I came across this book and started reading it for no particular reason and I have to say that this is one of the more exciting books on all things Marxist and legal theory. This review does a great job of presenting the issues:
In this cloistered atmosphere, Michael Head’s book, Evgeny Pashukanis, A Critical Reappraisal, shines the light of day on one of the most important legal theories to come out of “the boldest and most sweeping experiment of the 20th century”—the October 1917 Russian Revolution. Head is a law professor at the University of Western Sydney in Australia and a regular contributor to the World Socialist Web Site.
Prior to the revolution, as now, the “rule of law” routinely put its seal of approval on economic exploitation, political repression and state murder. Upon seizing power, the Soviet government disposed of the previous courts, legal system and legal profession in its effort to radically refashion society and facilitate the ultimate “withering away” of the state.
Read the whole thing here.
From the review: “attention would shift from proving individual guilt to a more all-encompassing focus on the social and psychological symptoms. Examination of the social, cultural and economic environment associated with anti-social forms of behavior would replace the isolated focus on “the facts” of a single incident as the decisive factor in the process.”
In the current Western legal system, crime-as-symptom turns into the defense’s argument that the perpetrator is not responsible, not a subjective agent of his own behavior, in the same way that normal people presumably are. From the prosecution’s side, the class action suit is a means of aggregating individual symptoms of illness or injury into evidence of a systemic crime having been perpetrated not against individuals but against populations.

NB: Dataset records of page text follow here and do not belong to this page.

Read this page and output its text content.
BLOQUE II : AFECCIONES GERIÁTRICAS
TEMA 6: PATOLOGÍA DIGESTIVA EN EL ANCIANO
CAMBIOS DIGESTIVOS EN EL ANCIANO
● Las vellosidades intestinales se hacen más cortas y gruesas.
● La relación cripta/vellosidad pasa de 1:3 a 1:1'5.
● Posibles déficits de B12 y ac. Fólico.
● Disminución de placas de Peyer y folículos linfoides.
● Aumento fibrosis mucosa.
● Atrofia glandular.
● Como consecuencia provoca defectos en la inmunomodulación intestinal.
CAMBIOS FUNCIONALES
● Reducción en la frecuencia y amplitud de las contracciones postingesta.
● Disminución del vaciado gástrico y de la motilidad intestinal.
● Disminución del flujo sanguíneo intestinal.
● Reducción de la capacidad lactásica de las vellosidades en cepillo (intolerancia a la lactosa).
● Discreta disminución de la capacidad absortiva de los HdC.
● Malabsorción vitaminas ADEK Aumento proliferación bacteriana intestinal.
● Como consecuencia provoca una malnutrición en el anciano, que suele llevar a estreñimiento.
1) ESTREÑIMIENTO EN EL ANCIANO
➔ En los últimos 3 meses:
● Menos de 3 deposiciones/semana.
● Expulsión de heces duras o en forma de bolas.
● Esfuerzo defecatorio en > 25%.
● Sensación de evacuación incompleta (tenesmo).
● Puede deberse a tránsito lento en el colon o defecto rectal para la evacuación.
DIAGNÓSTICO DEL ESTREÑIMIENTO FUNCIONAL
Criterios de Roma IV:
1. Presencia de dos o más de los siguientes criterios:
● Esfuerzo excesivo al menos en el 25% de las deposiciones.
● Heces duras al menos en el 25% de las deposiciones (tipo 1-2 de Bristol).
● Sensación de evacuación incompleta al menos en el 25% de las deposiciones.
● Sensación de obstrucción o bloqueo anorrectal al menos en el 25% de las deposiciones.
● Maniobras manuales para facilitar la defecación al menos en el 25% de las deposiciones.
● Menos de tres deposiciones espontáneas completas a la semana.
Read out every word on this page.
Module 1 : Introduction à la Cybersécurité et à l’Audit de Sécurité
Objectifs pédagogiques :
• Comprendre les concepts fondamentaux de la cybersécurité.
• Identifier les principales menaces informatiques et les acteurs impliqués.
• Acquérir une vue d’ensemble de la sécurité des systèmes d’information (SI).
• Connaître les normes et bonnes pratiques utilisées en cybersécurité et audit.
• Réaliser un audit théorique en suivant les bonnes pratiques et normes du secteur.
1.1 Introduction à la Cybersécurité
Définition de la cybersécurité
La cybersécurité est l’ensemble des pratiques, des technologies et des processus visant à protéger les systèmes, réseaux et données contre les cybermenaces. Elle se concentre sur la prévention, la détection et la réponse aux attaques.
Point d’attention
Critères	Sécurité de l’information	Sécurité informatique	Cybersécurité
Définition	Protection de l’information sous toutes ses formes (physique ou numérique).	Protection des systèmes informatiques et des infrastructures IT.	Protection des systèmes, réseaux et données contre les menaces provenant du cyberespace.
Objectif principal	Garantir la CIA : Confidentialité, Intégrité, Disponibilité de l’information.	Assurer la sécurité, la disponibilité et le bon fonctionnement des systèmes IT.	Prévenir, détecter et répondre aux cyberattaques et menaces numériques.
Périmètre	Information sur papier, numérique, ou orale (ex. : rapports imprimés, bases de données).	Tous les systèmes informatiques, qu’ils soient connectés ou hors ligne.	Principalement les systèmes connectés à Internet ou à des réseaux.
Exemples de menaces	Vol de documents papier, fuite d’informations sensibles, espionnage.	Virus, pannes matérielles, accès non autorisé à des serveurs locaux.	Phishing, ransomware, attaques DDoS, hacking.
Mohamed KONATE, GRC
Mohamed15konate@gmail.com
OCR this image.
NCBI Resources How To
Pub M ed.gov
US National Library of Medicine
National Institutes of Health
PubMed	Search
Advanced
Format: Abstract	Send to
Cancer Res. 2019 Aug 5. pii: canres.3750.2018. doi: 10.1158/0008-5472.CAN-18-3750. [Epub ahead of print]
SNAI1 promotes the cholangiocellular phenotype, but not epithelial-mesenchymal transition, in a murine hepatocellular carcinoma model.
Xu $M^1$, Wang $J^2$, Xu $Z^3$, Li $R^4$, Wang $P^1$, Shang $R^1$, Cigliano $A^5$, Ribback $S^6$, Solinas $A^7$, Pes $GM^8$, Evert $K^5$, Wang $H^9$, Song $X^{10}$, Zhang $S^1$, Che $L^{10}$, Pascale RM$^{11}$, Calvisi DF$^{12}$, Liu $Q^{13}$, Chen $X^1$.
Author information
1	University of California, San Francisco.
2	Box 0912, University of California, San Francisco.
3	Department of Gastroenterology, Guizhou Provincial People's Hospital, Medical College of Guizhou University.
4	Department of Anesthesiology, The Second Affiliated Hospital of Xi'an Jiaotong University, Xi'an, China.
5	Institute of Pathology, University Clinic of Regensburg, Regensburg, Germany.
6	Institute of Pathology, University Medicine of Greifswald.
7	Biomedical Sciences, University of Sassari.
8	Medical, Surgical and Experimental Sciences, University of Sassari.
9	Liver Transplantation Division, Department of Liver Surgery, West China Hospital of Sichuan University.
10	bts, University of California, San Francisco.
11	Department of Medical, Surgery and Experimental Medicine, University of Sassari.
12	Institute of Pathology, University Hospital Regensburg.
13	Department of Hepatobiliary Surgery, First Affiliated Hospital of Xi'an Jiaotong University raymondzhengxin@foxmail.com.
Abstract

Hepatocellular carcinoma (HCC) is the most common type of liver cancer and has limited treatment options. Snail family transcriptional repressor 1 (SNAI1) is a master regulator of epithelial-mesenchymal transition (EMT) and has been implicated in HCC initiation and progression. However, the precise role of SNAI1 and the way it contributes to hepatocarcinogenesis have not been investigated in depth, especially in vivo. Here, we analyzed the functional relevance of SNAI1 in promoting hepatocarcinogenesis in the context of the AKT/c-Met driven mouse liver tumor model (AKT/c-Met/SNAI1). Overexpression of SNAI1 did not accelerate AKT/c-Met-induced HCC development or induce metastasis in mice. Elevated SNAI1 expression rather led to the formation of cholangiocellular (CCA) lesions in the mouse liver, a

Did Pashukanis propose that the legal system regard widespread criminal behavior within some sector of the population as symptomatic of a systemic crime being perpetrated against that societal sector. I.e., a statistical bump in individual criminal behavior would be regarded as comparable to a statistical bump in cancers experienced among people living near a toxic waste dump. So criminals could be joined together as plaintiffs in a class action suit against criminalizing forces in the society?
I’m not sure, John. I get the impression that Pashukanis and others were mainly concerned with exposing the underlying ideological issues of the idea of law as such, that is, bourgeois law. I could be wrong here, but we tend to think of “law” as something natural and distinctly human, partially due to the long tradition of what can be labeled as “otherwise it’s unthinkable” hypotheticals of the social contract tradition. The book deals first and foremost with the accusation that Stalin and his legal system was a direct incarnation of all of these early Soviet discussions and therefore it’s a kind of “see what happens when you question the law?” accusation and the appropriate conclusion: we must take legality/lawfulness for granted the way we take “reason” or “rational agency” for granted, otherwise it will lead to some kind of Stalinism or anti-humanism (collectivism) without the idea of individual guilt and therefore individual responsibility.
I just got Pashukanis’ book on Marxist legal theory in Russian, I’m eager to see what he says about the issues you raise myself (Head’s book is just a great wide outline of the period and the problems). But I’m hoping the issues of criminality are taken as seriously as the issues of criminals. It is not novel for criminals to sue their victims – where’s there a case when a theft sued the owner of the house where the theft was injured? – I’m wondering, with Head, why there are no more meta-legal, more or less comprehensive discussion of criminality as such (unless I’m misinformed horribly)?